The main advantage of trading using opposite Townsquare Media and Tejon Ranch positions is that it hedges away some unsystematic risk. Because of two separate transactions, even if Townsquare Media position performs unexpectedly, Tejon Ranch can make up some of the losses. Pair trading also minimizes risk from directional movements in the market. For example, if an entire industry or sector drops because of unexpected headlines, the short position in Tejon Ranch will offset losses from the drop in Tejon Ranch's long position.

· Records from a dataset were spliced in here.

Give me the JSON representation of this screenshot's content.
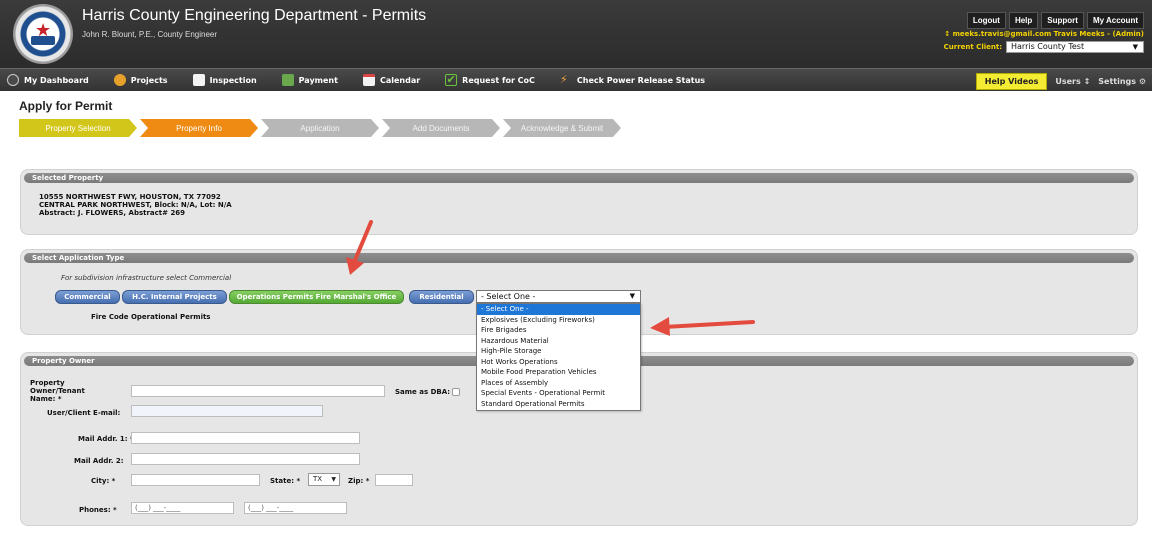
{
  "header": {
    "title": "Harris County Engineering Department - Permits",
    "subtitle": "John R. Blount, P.E., County Engineer",
    "top_links": [
      "Logout",
      "Help",
      "Support",
      "My Account"
    ],
    "user": "meeks.travis@gmail.com Travis Meeks - (Admin)",
    "client_label": "Current Client:",
    "client_value": "Harris County Test"
  },
  "nav": {
    "items": [
      "My Dashboard",
      "Projects",
      "Inspection",
      "Payment",
      "Calendar",
      "Request for CoC",
      "Check Power Release Status"
    ],
    "help_videos": "Help Videos",
    "users": "Users",
    "settings": "Settings"
  },
  "page": {
    "title": "Apply for Permit",
    "steps": [
      "Property Selection",
      "Property Info",
      "Application",
      "Add Documents",
      "Acknowledge & Submit"
    ]
  },
  "selected_property": {
    "heading": "Selected Property",
    "line1": "10555 NORTHWEST FWY, HOUSTON, TX 77092",
    "line2": "CENTRAL PARK NORTHWEST, Block: N/A, Lot: N/A",
    "line3": "Abstract: J. FLOWERS, Abstract# 269"
  },
  "application_type": {
    "heading": "Select Application Type",
    "hint": "For subdivision infrastructure select Commercial",
    "buttons": [
      "Commercial",
      "H.C. Internal Projects",
      "Operations Permits Fire Marshal's Office",
      "Residential"
    ],
    "subtype_label": "Fire Code Operational Permits",
    "select_value": "- Select One -",
    "options": [
      "- Select One -",
      "Explosives (Excluding Fireworks)",
      "Fire Brigades",
      "Hazardous Material",
      "High-Pile Storage",
      "Hot Works Operations",
      "Mobile Food Preparation Vehicles",
      "Places of Assembly",
      "Special Events - Operational Permit",
      "Standard Operational Permits"
    ]
  },
  "property_owner": {
    "heading": "Property Owner",
    "owner_label": "Property Owner/Tenant Name: *",
    "same_as_dba": "Same as DBA:",
    "email_label": "User/Client E-mail:",
    "mail1_label": "Mail Addr. 1: *",
    "mail2_label": "Mail Addr. 2:",
    "city_label": "City: *",
    "state_label": "State: *",
    "state_value": "TX",
    "zip_label": "Zip: *",
    "phones_label": "Phones: *",
    "phone_placeholder": "(___) ___-____"
  },
  "colors": {
    "step_active_1": "#d3c61a",
    "step_active_2": "#ef8a12",
    "button_blue": "#466fb0",
    "button_green": "#55a834",
    "annotation_arrow": "#e34b3e"
  }
}
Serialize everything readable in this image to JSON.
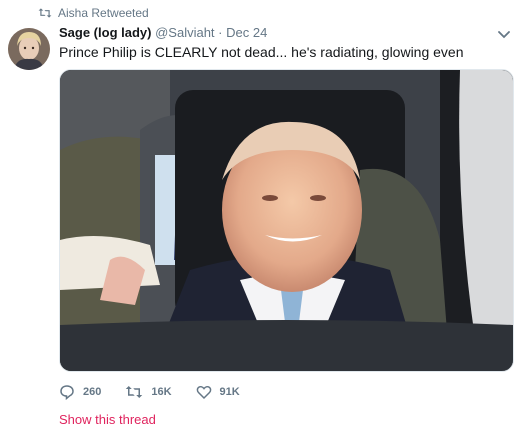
{
  "retweet": {
    "icon": "retweet-icon",
    "text": "Aisha Retweeted"
  },
  "author": {
    "display_name": "Sage (log lady)",
    "handle": "@Salviaht",
    "separator": "·",
    "date": "Dec 24"
  },
  "tweet": {
    "text": "Prince Philip is CLEARLY not dead... he's radiating, glowing even"
  },
  "actions": {
    "reply": {
      "icon": "reply-icon",
      "count": "260"
    },
    "retweet": {
      "icon": "retweet-icon",
      "count": "16K"
    },
    "like": {
      "icon": "heart-icon",
      "count": "91K"
    }
  },
  "thread_link": "Show this thread",
  "colors": {
    "link_red": "#e0245e",
    "muted": "#657786",
    "text": "#14171a"
  }
}
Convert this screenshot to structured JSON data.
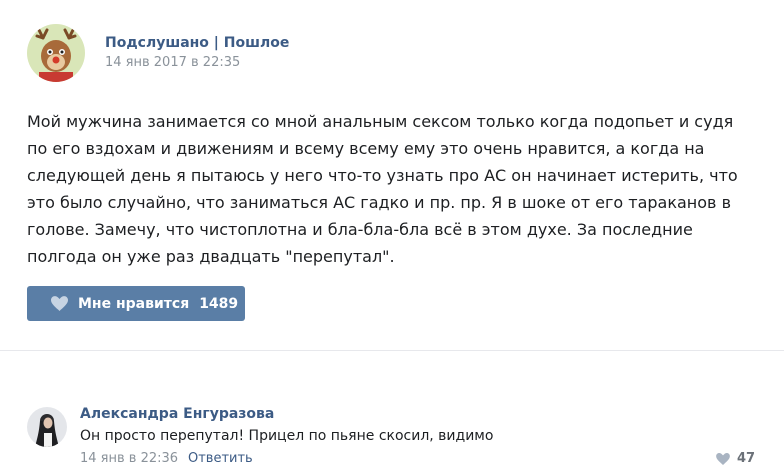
{
  "post": {
    "author": "Подслушано | Пошлое",
    "date": "14 янв 2017 в 22:35",
    "text": "Мой мужчина занимается со мной анальным сексом только когда подопьет и судя по его вздохам и движениям и всему всему ему это очень нравится, а когда на следующей день я пытаюсь у него что-то узнать про АС он начинает истерить, что это было случайно, что заниматься АС гадко и пр. пр. Я в шоке от его тараканов в голове. Замечу, что чистоплотна и бла-бла-бла всё в этом духе. За последние полгода он уже раз двадцать \"перепутал\".",
    "like_label": "Мне нравится",
    "like_count": "1489",
    "avatar_icon": "deer-avatar-icon"
  },
  "comment": {
    "author": "Александра Енгуразова",
    "text": "Он просто перепутал! Прицел по пьяне скосил, видимо",
    "date": "14 янв в 22:36",
    "reply_label": "Ответить",
    "like_count": "47",
    "avatar_icon": "user-avatar-icon"
  },
  "colors": {
    "link": "#3c5b85",
    "like_button": "#5a7ea6",
    "meta": "#8a929a"
  }
}
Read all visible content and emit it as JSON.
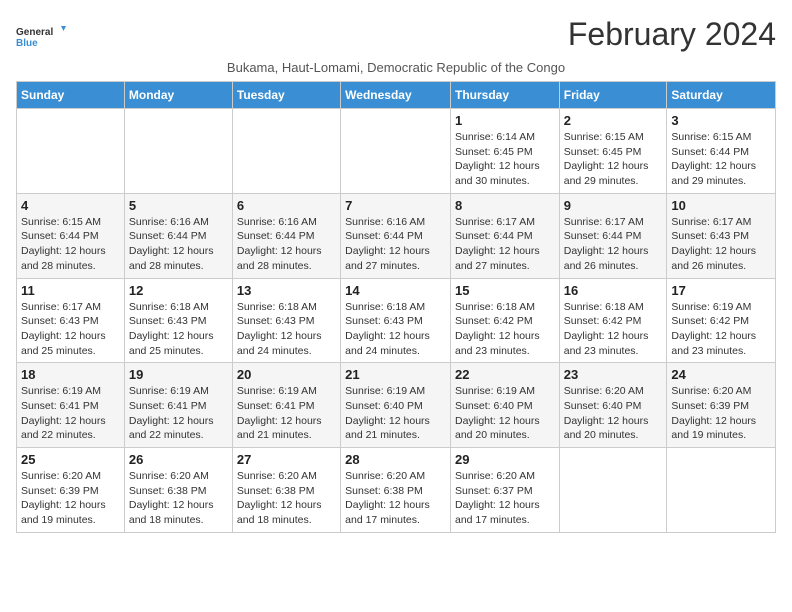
{
  "header": {
    "logo_line1": "General",
    "logo_line2": "Blue",
    "month_year": "February 2024",
    "subtitle": "Bukama, Haut-Lomami, Democratic Republic of the Congo"
  },
  "days_of_week": [
    "Sunday",
    "Monday",
    "Tuesday",
    "Wednesday",
    "Thursday",
    "Friday",
    "Saturday"
  ],
  "weeks": [
    [
      {
        "day": "",
        "info": ""
      },
      {
        "day": "",
        "info": ""
      },
      {
        "day": "",
        "info": ""
      },
      {
        "day": "",
        "info": ""
      },
      {
        "day": "1",
        "info": "Sunrise: 6:14 AM\nSunset: 6:45 PM\nDaylight: 12 hours\nand 30 minutes."
      },
      {
        "day": "2",
        "info": "Sunrise: 6:15 AM\nSunset: 6:45 PM\nDaylight: 12 hours\nand 29 minutes."
      },
      {
        "day": "3",
        "info": "Sunrise: 6:15 AM\nSunset: 6:44 PM\nDaylight: 12 hours\nand 29 minutes."
      }
    ],
    [
      {
        "day": "4",
        "info": "Sunrise: 6:15 AM\nSunset: 6:44 PM\nDaylight: 12 hours\nand 28 minutes."
      },
      {
        "day": "5",
        "info": "Sunrise: 6:16 AM\nSunset: 6:44 PM\nDaylight: 12 hours\nand 28 minutes."
      },
      {
        "day": "6",
        "info": "Sunrise: 6:16 AM\nSunset: 6:44 PM\nDaylight: 12 hours\nand 28 minutes."
      },
      {
        "day": "7",
        "info": "Sunrise: 6:16 AM\nSunset: 6:44 PM\nDaylight: 12 hours\nand 27 minutes."
      },
      {
        "day": "8",
        "info": "Sunrise: 6:17 AM\nSunset: 6:44 PM\nDaylight: 12 hours\nand 27 minutes."
      },
      {
        "day": "9",
        "info": "Sunrise: 6:17 AM\nSunset: 6:44 PM\nDaylight: 12 hours\nand 26 minutes."
      },
      {
        "day": "10",
        "info": "Sunrise: 6:17 AM\nSunset: 6:43 PM\nDaylight: 12 hours\nand 26 minutes."
      }
    ],
    [
      {
        "day": "11",
        "info": "Sunrise: 6:17 AM\nSunset: 6:43 PM\nDaylight: 12 hours\nand 25 minutes."
      },
      {
        "day": "12",
        "info": "Sunrise: 6:18 AM\nSunset: 6:43 PM\nDaylight: 12 hours\nand 25 minutes."
      },
      {
        "day": "13",
        "info": "Sunrise: 6:18 AM\nSunset: 6:43 PM\nDaylight: 12 hours\nand 24 minutes."
      },
      {
        "day": "14",
        "info": "Sunrise: 6:18 AM\nSunset: 6:43 PM\nDaylight: 12 hours\nand 24 minutes."
      },
      {
        "day": "15",
        "info": "Sunrise: 6:18 AM\nSunset: 6:42 PM\nDaylight: 12 hours\nand 23 minutes."
      },
      {
        "day": "16",
        "info": "Sunrise: 6:18 AM\nSunset: 6:42 PM\nDaylight: 12 hours\nand 23 minutes."
      },
      {
        "day": "17",
        "info": "Sunrise: 6:19 AM\nSunset: 6:42 PM\nDaylight: 12 hours\nand 23 minutes."
      }
    ],
    [
      {
        "day": "18",
        "info": "Sunrise: 6:19 AM\nSunset: 6:41 PM\nDaylight: 12 hours\nand 22 minutes."
      },
      {
        "day": "19",
        "info": "Sunrise: 6:19 AM\nSunset: 6:41 PM\nDaylight: 12 hours\nand 22 minutes."
      },
      {
        "day": "20",
        "info": "Sunrise: 6:19 AM\nSunset: 6:41 PM\nDaylight: 12 hours\nand 21 minutes."
      },
      {
        "day": "21",
        "info": "Sunrise: 6:19 AM\nSunset: 6:40 PM\nDaylight: 12 hours\nand 21 minutes."
      },
      {
        "day": "22",
        "info": "Sunrise: 6:19 AM\nSunset: 6:40 PM\nDaylight: 12 hours\nand 20 minutes."
      },
      {
        "day": "23",
        "info": "Sunrise: 6:20 AM\nSunset: 6:40 PM\nDaylight: 12 hours\nand 20 minutes."
      },
      {
        "day": "24",
        "info": "Sunrise: 6:20 AM\nSunset: 6:39 PM\nDaylight: 12 hours\nand 19 minutes."
      }
    ],
    [
      {
        "day": "25",
        "info": "Sunrise: 6:20 AM\nSunset: 6:39 PM\nDaylight: 12 hours\nand 19 minutes."
      },
      {
        "day": "26",
        "info": "Sunrise: 6:20 AM\nSunset: 6:38 PM\nDaylight: 12 hours\nand 18 minutes."
      },
      {
        "day": "27",
        "info": "Sunrise: 6:20 AM\nSunset: 6:38 PM\nDaylight: 12 hours\nand 18 minutes."
      },
      {
        "day": "28",
        "info": "Sunrise: 6:20 AM\nSunset: 6:38 PM\nDaylight: 12 hours\nand 17 minutes."
      },
      {
        "day": "29",
        "info": "Sunrise: 6:20 AM\nSunset: 6:37 PM\nDaylight: 12 hours\nand 17 minutes."
      },
      {
        "day": "",
        "info": ""
      },
      {
        "day": "",
        "info": ""
      }
    ]
  ]
}
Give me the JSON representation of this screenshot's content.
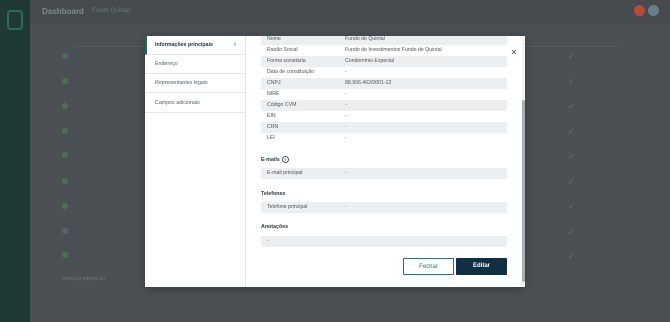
{
  "background": {
    "title": "Dashboard",
    "subtitle": "Fundo Quintal",
    "footer": "",
    "pagination": "Itens por página 10"
  },
  "nav": {
    "items": [
      {
        "label": "Informações principais",
        "active": true
      },
      {
        "label": "Endereço",
        "active": false
      },
      {
        "label": "Representantes legais",
        "active": false
      },
      {
        "label": "Campos adicionais",
        "active": false
      }
    ]
  },
  "main_info": [
    {
      "label": "Nome",
      "value": "Fundo de Quintal"
    },
    {
      "label": "Razão Social",
      "value": "Fundo de Investimentos Fundo de Quintal"
    },
    {
      "label": "Forma societária",
      "value": "Condomínio Especial"
    },
    {
      "label": "Data de constituição",
      "value": "-"
    },
    {
      "label": "CNPJ",
      "value": "88.906.462/0001-12"
    },
    {
      "label": "NIRE",
      "value": "-"
    },
    {
      "label": "Código CVM",
      "value": "-"
    },
    {
      "label": "EIN",
      "value": "-"
    },
    {
      "label": "CRN",
      "value": "-"
    },
    {
      "label": "LEI",
      "value": "-"
    }
  ],
  "email": {
    "title": "E-mails",
    "rows": [
      {
        "label": "E-mail principal",
        "value": "-"
      }
    ]
  },
  "phones": {
    "title": "Telefones",
    "rows": [
      {
        "label": "Telefone principal",
        "value": "-"
      }
    ]
  },
  "notes": {
    "title": "Anotações",
    "value": "-"
  },
  "buttons": {
    "close": "Fechar",
    "edit": "Editar"
  }
}
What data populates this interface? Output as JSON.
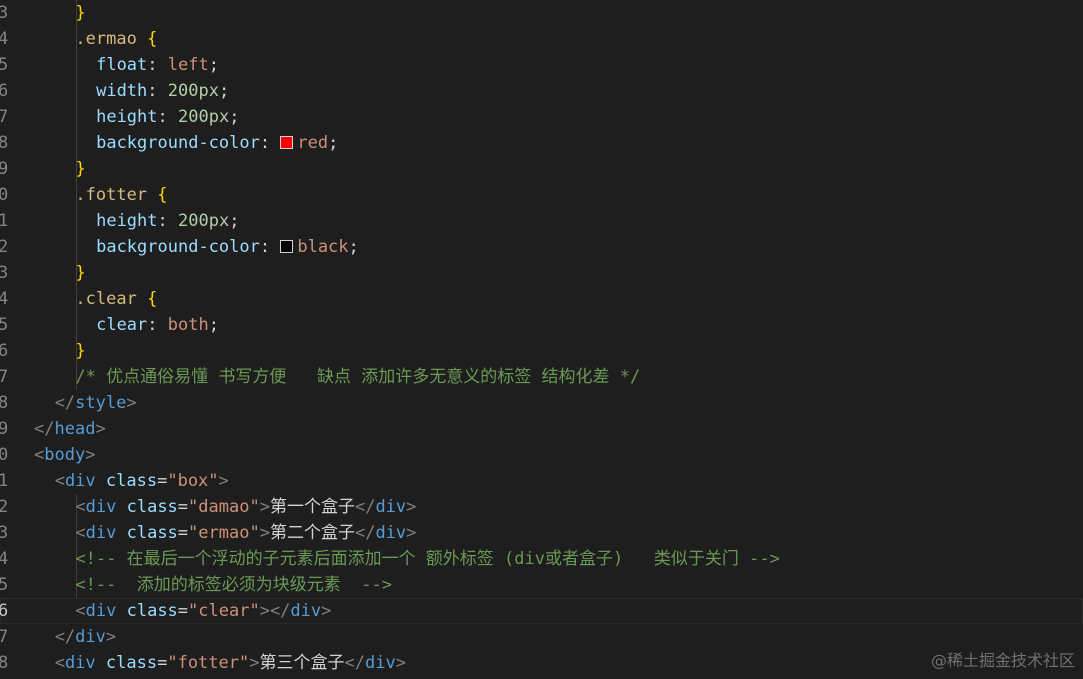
{
  "editor": {
    "lines": [
      {
        "no": "3",
        "indent": 4,
        "tokens": [
          {
            "t": "}",
            "c": "brace"
          }
        ]
      },
      {
        "no": "4",
        "indent": 4,
        "tokens": [
          {
            "t": ".ermao",
            "c": "sel"
          },
          {
            "t": " "
          },
          {
            "t": "{",
            "c": "brace"
          }
        ]
      },
      {
        "no": "5",
        "indent": 6,
        "tokens": [
          {
            "t": "float",
            "c": "prop"
          },
          {
            "t": ": "
          },
          {
            "t": "left",
            "c": "val"
          },
          {
            "t": ";"
          }
        ]
      },
      {
        "no": "6",
        "indent": 6,
        "tokens": [
          {
            "t": "width",
            "c": "prop"
          },
          {
            "t": ": "
          },
          {
            "t": "200px",
            "c": "num"
          },
          {
            "t": ";"
          }
        ]
      },
      {
        "no": "7",
        "indent": 6,
        "tokens": [
          {
            "t": "height",
            "c": "prop"
          },
          {
            "t": ": "
          },
          {
            "t": "200px",
            "c": "num"
          },
          {
            "t": ";"
          }
        ]
      },
      {
        "no": "8",
        "indent": 6,
        "tokens": [
          {
            "t": "background-color",
            "c": "prop"
          },
          {
            "t": ": "
          },
          {
            "swatch": "#ff0000"
          },
          {
            "t": "red",
            "c": "val"
          },
          {
            "t": ";"
          }
        ]
      },
      {
        "no": "9",
        "indent": 4,
        "tokens": [
          {
            "t": "}",
            "c": "brace"
          }
        ]
      },
      {
        "no": "0",
        "indent": 4,
        "tokens": [
          {
            "t": ".fotter",
            "c": "sel"
          },
          {
            "t": " "
          },
          {
            "t": "{",
            "c": "brace"
          }
        ]
      },
      {
        "no": "1",
        "indent": 6,
        "tokens": [
          {
            "t": "height",
            "c": "prop"
          },
          {
            "t": ": "
          },
          {
            "t": "200px",
            "c": "num"
          },
          {
            "t": ";"
          }
        ]
      },
      {
        "no": "2",
        "indent": 6,
        "tokens": [
          {
            "t": "background-color",
            "c": "prop"
          },
          {
            "t": ": "
          },
          {
            "swatch": "#000000"
          },
          {
            "t": "black",
            "c": "val"
          },
          {
            "t": ";"
          }
        ]
      },
      {
        "no": "3",
        "indent": 4,
        "tokens": [
          {
            "t": "}",
            "c": "brace"
          }
        ]
      },
      {
        "no": "4",
        "indent": 4,
        "tokens": [
          {
            "t": ".clear",
            "c": "sel"
          },
          {
            "t": " "
          },
          {
            "t": "{",
            "c": "brace"
          }
        ]
      },
      {
        "no": "5",
        "indent": 6,
        "tokens": [
          {
            "t": "clear",
            "c": "prop"
          },
          {
            "t": ": "
          },
          {
            "t": "both",
            "c": "val"
          },
          {
            "t": ";"
          }
        ]
      },
      {
        "no": "6",
        "indent": 4,
        "tokens": [
          {
            "t": "}",
            "c": "brace"
          }
        ]
      },
      {
        "no": "7",
        "indent": 4,
        "tokens": [
          {
            "t": "/* 优点通俗易懂 书写方便   缺点 添加许多无意义的标签 结构化差 */",
            "c": "comment"
          }
        ]
      },
      {
        "no": "8",
        "indent": 2,
        "tokens": [
          {
            "t": "</",
            "c": "angle"
          },
          {
            "t": "style",
            "c": "tag"
          },
          {
            "t": ">",
            "c": "angle"
          }
        ]
      },
      {
        "no": "9",
        "indent": 0,
        "tokens": [
          {
            "t": "</",
            "c": "angle"
          },
          {
            "t": "head",
            "c": "tag"
          },
          {
            "t": ">",
            "c": "angle"
          }
        ]
      },
      {
        "no": "0",
        "indent": 0,
        "tokens": [
          {
            "t": "<",
            "c": "angle"
          },
          {
            "t": "body",
            "c": "tag"
          },
          {
            "t": ">",
            "c": "angle"
          }
        ]
      },
      {
        "no": "1",
        "indent": 2,
        "tokens": [
          {
            "t": "<",
            "c": "angle"
          },
          {
            "t": "div",
            "c": "tag"
          },
          {
            "t": " "
          },
          {
            "t": "class",
            "c": "attr"
          },
          {
            "t": "="
          },
          {
            "t": "\"box\"",
            "c": "str"
          },
          {
            "t": ">",
            "c": "angle"
          }
        ]
      },
      {
        "no": "2",
        "indent": 4,
        "tokens": [
          {
            "t": "<",
            "c": "angle"
          },
          {
            "t": "div",
            "c": "tag"
          },
          {
            "t": " "
          },
          {
            "t": "class",
            "c": "attr"
          },
          {
            "t": "="
          },
          {
            "t": "\"damao\"",
            "c": "str"
          },
          {
            "t": ">",
            "c": "angle"
          },
          {
            "t": "第一个盒子",
            "c": "txt"
          },
          {
            "t": "</",
            "c": "angle"
          },
          {
            "t": "div",
            "c": "tag"
          },
          {
            "t": ">",
            "c": "angle"
          }
        ]
      },
      {
        "no": "3",
        "indent": 4,
        "tokens": [
          {
            "t": "<",
            "c": "angle"
          },
          {
            "t": "div",
            "c": "tag"
          },
          {
            "t": " "
          },
          {
            "t": "class",
            "c": "attr"
          },
          {
            "t": "="
          },
          {
            "t": "\"ermao\"",
            "c": "str"
          },
          {
            "t": ">",
            "c": "angle"
          },
          {
            "t": "第二个盒子",
            "c": "txt"
          },
          {
            "t": "</",
            "c": "angle"
          },
          {
            "t": "div",
            "c": "tag"
          },
          {
            "t": ">",
            "c": "angle"
          }
        ]
      },
      {
        "no": "4",
        "indent": 4,
        "tokens": [
          {
            "t": "<!-- 在最后一个浮动的子元素后面添加一个 额外标签 (div或者盒子)   类似于关门 -->",
            "c": "comment"
          }
        ]
      },
      {
        "no": "5",
        "indent": 4,
        "tokens": [
          {
            "t": "<!--  添加的标签必须为块级元素  -->",
            "c": "comment"
          }
        ]
      },
      {
        "no": "6",
        "indent": 4,
        "current": true,
        "tokens": [
          {
            "t": "<",
            "c": "angle"
          },
          {
            "t": "div",
            "c": "tag"
          },
          {
            "t": " "
          },
          {
            "t": "class",
            "c": "attr"
          },
          {
            "t": "="
          },
          {
            "t": "\"clear\"",
            "c": "str"
          },
          {
            "t": "></",
            "c": "angle"
          },
          {
            "t": "div",
            "c": "tag"
          },
          {
            "t": ">",
            "c": "angle"
          }
        ]
      },
      {
        "no": "7",
        "indent": 2,
        "tokens": [
          {
            "t": "</",
            "c": "angle"
          },
          {
            "t": "div",
            "c": "tag"
          },
          {
            "t": ">",
            "c": "angle"
          }
        ]
      },
      {
        "no": "8",
        "indent": 2,
        "tokens": [
          {
            "t": "<",
            "c": "angle"
          },
          {
            "t": "div",
            "c": "tag"
          },
          {
            "t": " "
          },
          {
            "t": "class",
            "c": "attr"
          },
          {
            "t": "="
          },
          {
            "t": "\"fotter\"",
            "c": "str"
          },
          {
            "t": ">",
            "c": "angle"
          },
          {
            "t": "第三个盒子",
            "c": "txt"
          },
          {
            "t": "</",
            "c": "angle"
          },
          {
            "t": "div",
            "c": "tag"
          },
          {
            "t": ">",
            "c": "angle"
          }
        ]
      }
    ]
  },
  "watermark": "@稀土掘金技术社区"
}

The idea behind Townsquare Media and Tejon Ranch Co pairs trading is to make the combined position market-neutral, meaning the overall market's direction will not affect its win or loss (or potential downside or upside). This can be achieved by designing a pairs trade with two highly correlated stocks or equities that operate in a similar space or sector, making it possible to obtain profits through simple and relatively low-risk investment.
Check out your portfolio center.
Note that this page's information should be used as a complementary analysis to find the right mix of equity instruments to add to your existing portfolios or create a brand new portfolio. You can also try the Watchlist Optimization module to optimize watchlists to build efficient portfolios or rebalance existing positions based on the mean-variance optimization algorithm.